Introduction
The DataFrame.cumsum()
method in Pandas is an incredibly useful tool that allows for the computation of cumulative sums across a DataFrame, either column-wise or row-wise. This functionality is particularly beneficial when analyzing sequential data, time series, or for computing running totals in financial data or inventories. In this tutorial, we’ll dive deep into the cumsum()
method, exploring its utility through 5 practical examples.
Before we begin, ensure that you have Pandas installed in your Python environment. You can install Pandas using pip:
pip install pandas
Basic Use of cumsum()
in Pandas
First, let’s start with a basic example to understand how to apply cumsum()
.
import pandas as pd
df = pd.DataFrame({
'A': [1, 2, 3, 4],
'B': [5, 6, 7, 8]
})
cs_df = df.cumsum()
print(cs_df)
Output:
A B
0 1 5
1 3 11
2 6 18
3 10 26
Column-wise Cumulative Sum
Next, let’s focus on calculating column-wise cumulative sums. This is the default behavior of cumsum()
, which we saw in our first example. However, you can explicitly specify this by passing axis=0
as an argument.
df.cumsum(axis=0)
Row-wise Cumulative Sum
To calculate cumulative sums across rows, we change the axis parameter to axis=1
.
import pandas as pd
df = pd.DataFrame({
'A': [1, 2, 3],
'B': [4, 5, 6],
'C': [7, 8, 9]
})
cs_row = df.cumsum(axis=1)
print(cs_row)
Output:
A B C
0 1 5 12
1 2 7 15
2 3 9 18
Handling NA Values
Pandas cumsum()
allows you to handle NaN (Not a Number) values gracefully. By default, cumsum()

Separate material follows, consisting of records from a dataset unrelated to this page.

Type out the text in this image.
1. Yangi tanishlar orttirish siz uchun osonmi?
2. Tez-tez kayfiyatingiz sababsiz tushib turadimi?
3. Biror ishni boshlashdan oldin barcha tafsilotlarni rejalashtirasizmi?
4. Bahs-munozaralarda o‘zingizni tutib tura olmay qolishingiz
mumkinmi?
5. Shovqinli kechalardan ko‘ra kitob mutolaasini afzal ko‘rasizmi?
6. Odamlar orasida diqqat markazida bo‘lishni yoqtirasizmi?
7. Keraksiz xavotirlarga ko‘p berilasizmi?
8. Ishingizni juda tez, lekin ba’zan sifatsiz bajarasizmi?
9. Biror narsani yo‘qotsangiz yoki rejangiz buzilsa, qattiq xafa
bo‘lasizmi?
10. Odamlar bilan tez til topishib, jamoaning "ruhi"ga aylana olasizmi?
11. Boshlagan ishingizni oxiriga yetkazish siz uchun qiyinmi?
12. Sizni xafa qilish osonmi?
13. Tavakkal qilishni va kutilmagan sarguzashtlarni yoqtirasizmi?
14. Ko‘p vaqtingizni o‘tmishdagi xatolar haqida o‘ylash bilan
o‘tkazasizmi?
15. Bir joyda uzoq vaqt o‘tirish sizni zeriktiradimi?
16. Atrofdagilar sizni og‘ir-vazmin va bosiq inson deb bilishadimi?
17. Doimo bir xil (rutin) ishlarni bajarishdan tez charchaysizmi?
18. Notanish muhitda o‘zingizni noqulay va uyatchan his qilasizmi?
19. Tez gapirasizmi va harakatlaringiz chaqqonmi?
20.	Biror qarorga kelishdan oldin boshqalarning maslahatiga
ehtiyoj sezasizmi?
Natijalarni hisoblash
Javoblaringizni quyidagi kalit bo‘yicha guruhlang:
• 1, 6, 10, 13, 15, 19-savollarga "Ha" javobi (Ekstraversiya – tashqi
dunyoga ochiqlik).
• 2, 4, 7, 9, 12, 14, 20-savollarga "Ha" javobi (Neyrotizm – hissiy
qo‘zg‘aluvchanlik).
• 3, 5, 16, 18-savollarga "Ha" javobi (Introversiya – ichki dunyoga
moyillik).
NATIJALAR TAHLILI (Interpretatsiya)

includes NaN in the calculation as a zero value. However, you can skip them by setting the skipna
parameter to False
.
df_with_na = pd.DataFrame({
'A': [1, NaN, 3],
'B': [NaN, 5, 6],
'C': [7, NaN, 9]
})
cs_skip_na = df_with_na.cumsum(skipna=False)
print(cs_skip_na)
Output:
A B C
0 1.0 NaN 7.0
1 NaN 5.0 NaN
2 3.0 11.0 9.0
Using cumsum()
with GroupBy
For more advanced use cases, you can combine cumsum()
with GroupBy
operations to calculate cumulative sums within groups. This is particularly useful when analyzing subdivided data.
import pandas as pd
df = pd.DataFrame({
'Category': ['A', 'A', 'B', 'B'],
'Value': [1, 2, 3, 4]
})
df_grouped = df.groupby('Category').cumsum()
print(df_grouped)
Output:
Value
0 1
1 3
2 3
3 7
Visualizing Cumulative Sums
The final example demonstrates how to visualize cumulative sums using the powerful data visualization library, Matplotlib. This is an essential skill for data scientists who need to communicate their findings effectively.
import pandas as pd
import matplotlib.pyplot as plt
df = pd.DataFrame({
'A': [1, 2, 3, 4],
'B': [5, 6, 7, 8]
})
cs_df = df.cumsum()
plt.plot(cs_df['A'], label='Column A')
plt.plot(cs_df['B'], label='Column B')
plt.legend()
plt.show()
Conclusion
The Pandas DataFrame.cumsum()
method is a versatile tool that enables detailed data analysis through the computation of cumulative sums. Whether working with simple or complex datasets, understanding how to employ cumsum()
effectively can vastly enhance your data manipulation and analysis capabilities. By integrating these examples into your workflow, you’ll be well-equipped to tackle a wide range of data science challenges.